Продажа двух премиальных ГАЗ-24, за Кёльн и Ростов-на-Дону, принесла мне десять тысяч долларов. Третью, олимпийскую, я отдал за рубли, нужны для стройки в Ждановичах. К сожалению, злотые, выигранные в Варшаве на тотализаторе, пришлось там и оставить в тайнике, на доллары или марки обменять не удалось из-за возни с машиной, зато её я отдам не менее чем тысяч за пятнадцать, не рублей, конечно.

— Вы понимаете, что принимать такие подарки… нескромно?

— Считаете, товарищ председательствующий, дарители ошиблись, награждая меня столь щедро?

— А ещё ему выделен участок двадцать пять соток под коттедж в водоохраной зоне около водохранилища «Дрозды»! — выстрелил старлей-обличитель, чем, по его мнению, забил последний гвоздь в крышку моего гроба. На самом деле вручил мне бесценный козырь.

— Считаете, товарищ Соломахин, что его передача мне также ошибочна?

— И противозаконна! Вашей семье предоставлена комфортабельная трёхкомнатная квартира на троих в Минске на улице Одоевского!

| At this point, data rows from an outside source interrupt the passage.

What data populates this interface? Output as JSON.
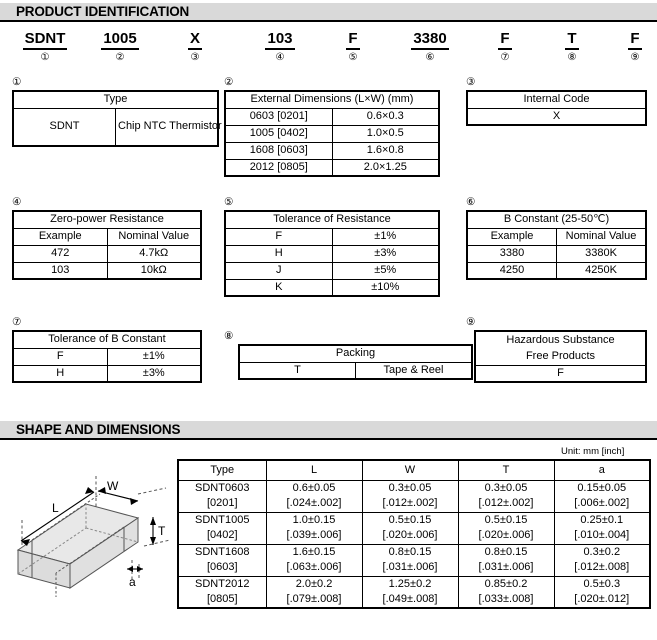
{
  "sections": {
    "product_identification": "PRODUCT IDENTIFICATION",
    "shape_and_dimensions": "SHAPE AND DIMENSIONS"
  },
  "part_code": {
    "segments": [
      {
        "code": "SDNT",
        "index": "①"
      },
      {
        "code": "1005",
        "index": "②"
      },
      {
        "code": "X",
        "index": "③"
      },
      {
        "code": "103",
        "index": "④"
      },
      {
        "code": "F",
        "index": "⑤"
      },
      {
        "code": "3380",
        "index": "⑥"
      },
      {
        "code": "F",
        "index": "⑦"
      },
      {
        "code": "T",
        "index": "⑧"
      },
      {
        "code": "F",
        "index": "⑨"
      }
    ]
  },
  "tables": {
    "type": {
      "marker": "①",
      "header": "Type",
      "rows": [
        [
          "SDNT",
          "Chip NTC Thermistor"
        ]
      ]
    },
    "external_dimensions": {
      "marker": "②",
      "header": "External Dimensions (L×W) (mm)",
      "rows": [
        [
          "0603 [0201]",
          "0.6×0.3"
        ],
        [
          "1005 [0402]",
          "1.0×0.5"
        ],
        [
          "1608 [0603]",
          "1.6×0.8"
        ],
        [
          "2012 [0805]",
          "2.0×1.25"
        ]
      ]
    },
    "internal_code": {
      "marker": "③",
      "header": "Internal Code",
      "rows": [
        [
          "X"
        ]
      ]
    },
    "zero_power_resistance": {
      "marker": "④",
      "header": "Zero-power Resistance",
      "subheader": [
        "Example",
        "Nominal Value"
      ],
      "rows": [
        [
          "472",
          "4.7kΩ"
        ],
        [
          "103",
          "10kΩ"
        ]
      ]
    },
    "tolerance_of_resistance": {
      "marker": "⑤",
      "header": "Tolerance of Resistance",
      "rows": [
        [
          "F",
          "±1%"
        ],
        [
          "H",
          "±3%"
        ],
        [
          "J",
          "±5%"
        ],
        [
          "K",
          "±10%"
        ]
      ]
    },
    "b_constant": {
      "marker": "⑥",
      "header": "B Constant (25-50℃)",
      "subheader": [
        "Example",
        "Nominal Value"
      ],
      "rows": [
        [
          "3380",
          "3380K"
        ],
        [
          "4250",
          "4250K"
        ]
      ]
    },
    "tolerance_of_b_constant": {
      "marker": "⑦",
      "header": "Tolerance of B Constant",
      "rows": [
        [
          "F",
          "±1%"
        ],
        [
          "H",
          "±3%"
        ]
      ]
    },
    "packing": {
      "marker": "⑧",
      "header": "Packing",
      "rows": [
        [
          "T",
          "Tape & Reel"
        ]
      ]
    },
    "hazardous_substance": {
      "marker": "⑨",
      "header_line1": "Hazardous Substance",
      "header_line2": "Free Products",
      "rows": [
        [
          "F"
        ]
      ]
    }
  },
  "shape": {
    "unit_note": "Unit: mm [inch]",
    "drawing_labels": {
      "L": "L",
      "W": "W",
      "T": "T",
      "a": "a"
    },
    "dimensions_table": {
      "columns": [
        "Type",
        "L",
        "W",
        "T",
        "a"
      ],
      "rows": [
        {
          "type_mm": "SDNT0603",
          "type_in": "[0201]",
          "L_mm": "0.6±0.05",
          "L_in": "[.024±.002]",
          "W_mm": "0.3±0.05",
          "W_in": "[.012±.002]",
          "T_mm": "0.3±0.05",
          "T_in": "[.012±.002]",
          "a_mm": "0.15±0.05",
          "a_in": "[.006±.002]"
        },
        {
          "type_mm": "SDNT1005",
          "type_in": "[0402]",
          "L_mm": "1.0±0.15",
          "L_in": "[.039±.006]",
          "W_mm": "0.5±0.15",
          "W_in": "[.020±.006]",
          "T_mm": "0.5±0.15",
          "T_in": "[.020±.006]",
          "a_mm": "0.25±0.1",
          "a_in": "[.010±.004]"
        },
        {
          "type_mm": "SDNT1608",
          "type_in": "[0603]",
          "L_mm": "1.6±0.15",
          "L_in": "[.063±.006]",
          "W_mm": "0.8±0.15",
          "W_in": "[.031±.006]",
          "T_mm": "0.8±0.15",
          "T_in": "[.031±.006]",
          "a_mm": "0.3±0.2",
          "a_in": "[.012±.008]"
        },
        {
          "type_mm": "SDNT2012",
          "type_in": "[0805]",
          "L_mm": "2.0±0.2",
          "L_in": "[.079±.008]",
          "W_mm": "1.25±0.2",
          "W_in": "[.049±.008]",
          "T_mm": "0.85±0.2",
          "T_in": "[.033±.008]",
          "a_mm": "0.5±0.3",
          "a_in": "[.020±.012]"
        }
      ]
    }
  },
  "colors": {
    "section_bar_bg": "#d9d9d9",
    "line": "#000000",
    "chip_face_light": "#e8e8e8",
    "chip_face_mid": "#dcdcdc"
  }
}
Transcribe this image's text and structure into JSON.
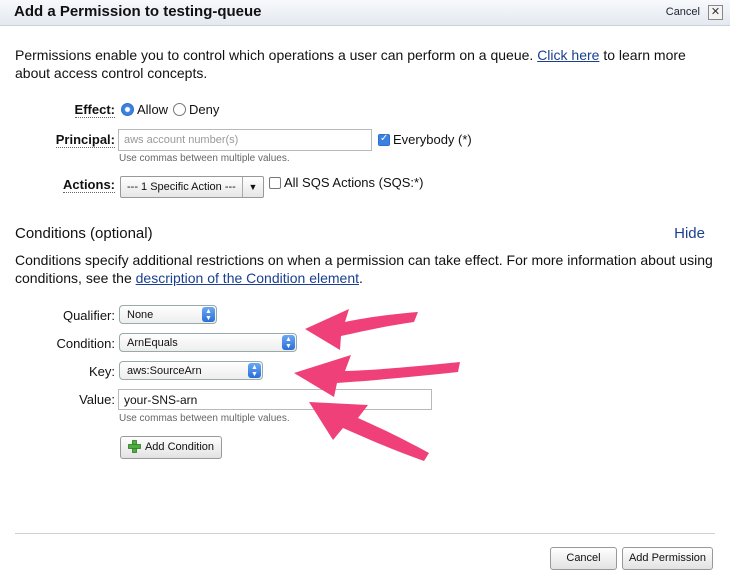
{
  "dialog": {
    "title": "Add a Permission to testing-queue",
    "cancel_link": "Cancel",
    "close_glyph": "✕"
  },
  "intro": {
    "before_link": "Permissions enable you to control which operations a user can perform on a queue. ",
    "link": "Click here",
    "after_link": " to learn more about access control concepts."
  },
  "effect": {
    "label": "Effect:",
    "options": [
      "Allow",
      "Deny"
    ],
    "selected": "Allow"
  },
  "principal": {
    "label": "Principal:",
    "placeholder": "aws account number(s)",
    "value": "",
    "hint": "Use commas between multiple values.",
    "everybody_label": "Everybody (*)",
    "everybody_checked": true
  },
  "actions": {
    "label": "Actions:",
    "selected": "--- 1 Specific Action ---",
    "all_label": "All SQS Actions (SQS:*)",
    "all_checked": false
  },
  "conditions": {
    "title": "Conditions (optional)",
    "hide_link": "Hide",
    "desc_before": "Conditions specify additional restrictions on when a permission can take effect. For more information about using conditions, see the ",
    "desc_link": "description of the Condition element",
    "desc_after": ".",
    "qualifier_label": "Qualifier:",
    "qualifier_value": "None",
    "condition_label": "Condition:",
    "condition_value": "ArnEquals",
    "key_label": "Key:",
    "key_value": "aws:SourceArn",
    "value_label": "Value:",
    "value_value": "your-SNS-arn",
    "value_hint": "Use commas between multiple values.",
    "add_button": "Add Condition"
  },
  "footer": {
    "cancel_button": "Cancel",
    "add_button": "Add Permission"
  },
  "colors": {
    "annotation_arrow": "#f0407a",
    "link": "#1a3f8f",
    "accent": "#3b82e0"
  }
}
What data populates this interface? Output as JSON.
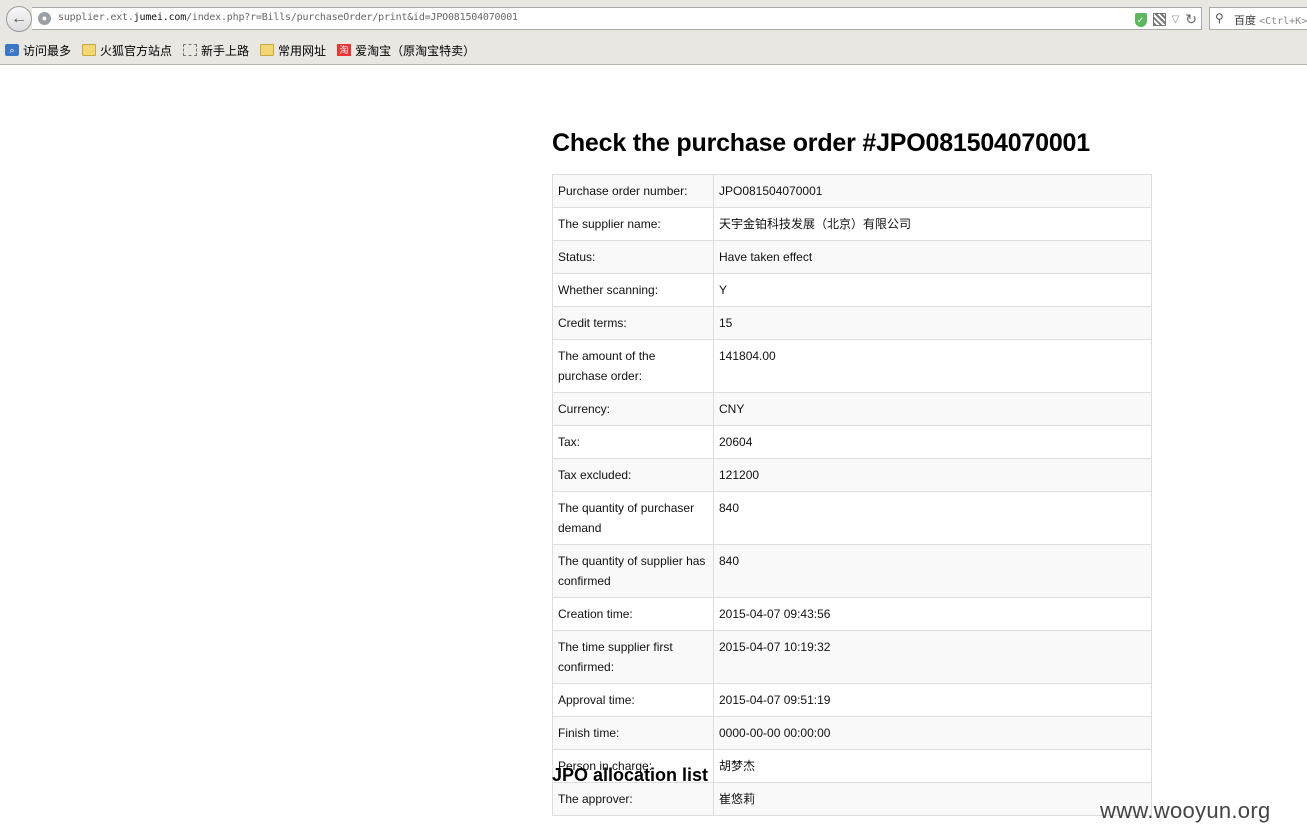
{
  "browser": {
    "url_prefix": "supplier.ext.",
    "url_domain": "jumei.com",
    "url_suffix": "/index.php?r=Bills/purchaseOrder/print&id=JPO081504070001",
    "search_engine": "百度",
    "search_shortcut": "<Ctrl+K>",
    "bookmarks": [
      "访问最多",
      "火狐官方站点",
      "新手上路",
      "常用网址",
      "爱淘宝（原淘宝特卖）"
    ]
  },
  "page": {
    "title": "Check the purchase order #JPO081504070001",
    "next_heading": "JPO allocation list"
  },
  "rows": [
    {
      "label": "Purchase order number:",
      "value": "JPO081504070001"
    },
    {
      "label": "The supplier name:",
      "value": "天宇金铂科技发展（北京）有限公司"
    },
    {
      "label": "Status:",
      "value": "Have taken effect"
    },
    {
      "label": "Whether scanning:",
      "value": "Y"
    },
    {
      "label": "Credit terms:",
      "value": "15"
    },
    {
      "label": "The amount of the purchase order:",
      "value": "141804.00"
    },
    {
      "label": "Currency:",
      "value": "CNY"
    },
    {
      "label": "Tax:",
      "value": "20604"
    },
    {
      "label": "Tax excluded:",
      "value": "121200"
    },
    {
      "label": "The quantity of purchaser demand",
      "value": "840"
    },
    {
      "label": "The quantity of supplier has confirmed",
      "value": "840"
    },
    {
      "label": "Creation time:",
      "value": "2015-04-07 09:43:56"
    },
    {
      "label": "The time supplier first confirmed:",
      "value": "2015-04-07 10:19:32"
    },
    {
      "label": "Approval time:",
      "value": "2015-04-07 09:51:19"
    },
    {
      "label": "Finish time:",
      "value": "0000-00-00 00:00:00"
    },
    {
      "label": "Person in charge:",
      "value": "胡梦杰"
    },
    {
      "label": "The approver:",
      "value": "崔悠莉"
    }
  ],
  "watermark": "www.wooyun.org",
  "icons": {
    "back": "arrow-left-icon",
    "site": "globe-icon",
    "shield": "shield-icon",
    "qr": "qr-code-icon",
    "reload": "reload-icon",
    "search": "search-icon"
  }
}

Он почти кричал. Хорошо подготовился, стервец.

— Объясняю. Участок под строительство жилого дома с отдельным помещением для тренировок, а также чтобы я, взрослый мужчина, мог жить отдельно от родителей, выделен мне по личному письменному распоряжению Первого секретаря ЦК КПБ товарища Машерова. Секретарь! Прошу занести в протокол, это важно. Товарищ Соломахин только что назвал действия руководителя республиканской компартии незаконными, тем самым коммунист Соломахин опорочил партийную организацию Белоруссии.

Такого поворота не ждали, председательствующий пробовал встрять, но меня было уже сложно остановить.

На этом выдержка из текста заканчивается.